CRN_file: Modify this according to the name you want to give to the file containing the chemical reactions.
simulation_file: Modify this parameter, to name the file which will contain all the simulation details.
use_isomorphism: Modify this boolean value to fit whether User want to apply isomorphism or not
cores: The number of cores to which the program will parallelize the resolution of speciation models.
batch_size: speciation models are solved in batches. This parameter defines how many models each batch will have. Modify this parameter to fit your needs, and hardware specifications.
ref_compound: which compound is the user’s reference in the chemical set.
I: Ionic strength.
C0: Initial concentration of reference compound.
min_pH,max_pH,grid: pH grid of values for the simulation to solve the equilibrium equations.

Then, the user needs to select which chemical reactions should be included in the simulation. This is achieved by modifying the reference variable. A brief definition of all the possible reaction types and how they are located is summarised in the following table:

Reaction type	Full name	Description	Stoich diff. ( P - R ) [xM,yO,zH]
P	Protonation	R₁ + H⁺ → P	[0,0,1]
H2Ow1	1 water Hydration	R₁ + H₂O → P	[0,1,2]
H2Ow2	2 water Hydration	R₁ + 2 H₂O → P	[0,2,4]
Cw1	1 water Condensation	R₁ + R₂ → P + H₂O	[0,-1,-2]
Cw2	2 water Condensation	R₁ + R₂ → P + 2 H₂O	[0,-2,-4]
Cw3	3 water Condensation	R₁ + R₂ → P + 3 H₂O	[0,-3,-6]
Cw4	4 water Condensation	R₁ + R₂ → P + 4 H₂O	[0,-4,-8]
Cw10	10 water Condensation	R₁ + R₂ → P + 10 H₂O	[0,-10,-20]
A	Addition	R₁ + R₂ → P	[0,0,0]
HO	Hydroxylation	R₁ + H₆O₃ → P + [H₅O₂]⁺	[0,1,1]
H3O	Acid Hydrolysis	R₁ + H₃O⁺ → P	[0,1,3]

Note

The release 1.0 does not consider redox reactions, even though polyoxometalates are frequently employed in the field of catalysis and energy materials. We shall consider adding this functionality in future versions of the package.

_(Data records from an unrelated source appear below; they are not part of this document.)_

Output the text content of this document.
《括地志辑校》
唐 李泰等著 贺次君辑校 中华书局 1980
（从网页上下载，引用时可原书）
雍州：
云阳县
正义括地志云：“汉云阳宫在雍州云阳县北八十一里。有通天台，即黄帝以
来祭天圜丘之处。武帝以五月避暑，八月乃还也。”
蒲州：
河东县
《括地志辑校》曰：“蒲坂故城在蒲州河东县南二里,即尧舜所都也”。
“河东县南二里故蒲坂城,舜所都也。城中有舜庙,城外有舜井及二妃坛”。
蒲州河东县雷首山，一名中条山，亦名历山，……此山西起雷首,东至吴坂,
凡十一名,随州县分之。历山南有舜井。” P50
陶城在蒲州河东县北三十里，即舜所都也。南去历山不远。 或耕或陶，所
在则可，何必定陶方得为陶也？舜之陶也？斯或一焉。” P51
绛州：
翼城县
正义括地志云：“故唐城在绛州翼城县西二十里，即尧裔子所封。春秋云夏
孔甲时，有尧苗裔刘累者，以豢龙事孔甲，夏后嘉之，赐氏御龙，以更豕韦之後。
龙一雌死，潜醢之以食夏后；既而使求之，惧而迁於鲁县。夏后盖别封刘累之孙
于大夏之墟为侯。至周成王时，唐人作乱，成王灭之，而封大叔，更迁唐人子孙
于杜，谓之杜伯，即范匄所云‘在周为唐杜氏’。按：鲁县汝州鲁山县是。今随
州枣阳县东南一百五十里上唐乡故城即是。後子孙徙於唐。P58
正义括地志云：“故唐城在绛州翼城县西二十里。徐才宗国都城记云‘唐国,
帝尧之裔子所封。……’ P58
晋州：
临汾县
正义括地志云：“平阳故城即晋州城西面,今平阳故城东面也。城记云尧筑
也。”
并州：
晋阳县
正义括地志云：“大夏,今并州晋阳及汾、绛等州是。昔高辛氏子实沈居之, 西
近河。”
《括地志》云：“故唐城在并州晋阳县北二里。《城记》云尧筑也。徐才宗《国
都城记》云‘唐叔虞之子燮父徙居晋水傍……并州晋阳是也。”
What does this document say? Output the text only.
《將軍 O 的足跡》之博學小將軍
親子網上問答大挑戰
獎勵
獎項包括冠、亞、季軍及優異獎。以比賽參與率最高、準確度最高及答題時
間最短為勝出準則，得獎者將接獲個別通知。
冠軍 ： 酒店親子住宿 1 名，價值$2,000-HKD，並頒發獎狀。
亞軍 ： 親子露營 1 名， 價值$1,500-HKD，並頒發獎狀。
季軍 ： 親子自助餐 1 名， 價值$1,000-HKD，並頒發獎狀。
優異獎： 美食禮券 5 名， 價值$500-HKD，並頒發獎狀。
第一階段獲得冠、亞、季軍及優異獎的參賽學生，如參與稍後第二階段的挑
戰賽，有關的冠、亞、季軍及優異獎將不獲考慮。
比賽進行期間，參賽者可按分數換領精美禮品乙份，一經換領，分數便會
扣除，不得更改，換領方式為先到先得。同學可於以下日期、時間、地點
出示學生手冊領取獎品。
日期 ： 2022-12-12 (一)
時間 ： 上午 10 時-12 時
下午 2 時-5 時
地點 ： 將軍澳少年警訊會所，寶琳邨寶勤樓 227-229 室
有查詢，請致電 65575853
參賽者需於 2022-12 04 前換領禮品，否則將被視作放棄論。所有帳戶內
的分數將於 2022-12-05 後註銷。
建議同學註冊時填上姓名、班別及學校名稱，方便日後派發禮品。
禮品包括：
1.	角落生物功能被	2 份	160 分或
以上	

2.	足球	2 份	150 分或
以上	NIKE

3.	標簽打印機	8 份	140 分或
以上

Multi-species chemical equilibria

The number of speciation models grows factorially as function of the number of reactions and chemical species. To mitigate this growth, some chemical constrains can be applied, as described below:

energy_threshold: Only reactions with energies below this number (in kcal/mol) will be considered.
proton_numb: Species can be found in different protonation states, but only species with similar protonation states can be found in the same pH ranges.
restrain_addition: This parameter restrains addition reactions, only allowing these where one of the reagents has as many (or less) atoms as marked by this parameter (e.g., if set to 1, only additions where one reagent is a monomer). An integer value is expected.
restrain_condensations: This parameter restrains condensation reactions, only allowing these where one of the reagents has as many (or less) atoms as marked by this parameter (e.g., if set to 1, only condensations where one reagent is a monomer). An integer value is expected.
include_dimerization: This parameter allows dimerization reactions to occur, even if additions and/or condensations have been restricted. A boolean True or False is expected.
force_stoich: This parameter allows reactions that generate species with a certain number of metal atoms, even if they do not fulfill any of the previous conditions. A list of integer values is expected.
adjust_protons_hydration: This parameter takes into account the number of protons present in water molecules in hydrated species. If True, these will be ignored them when computing proton balance, to fulfill proton_numb condition.

Attention

These simulation parameters are key to constrain the factorial growth of the number of models. We are currently working in a new approach in which an stochastic sampling of the speciation space will be carried out.

Once the parameters fit the user’s needs, the simulation is ready to run. The simulation will write the output file, containing all the formation constants for all the speciation models. This file will be named according to the Output_File parameter mentioned above. Also, a file with all the parameters used in the simulation will be written named as simulation_parameters.txt.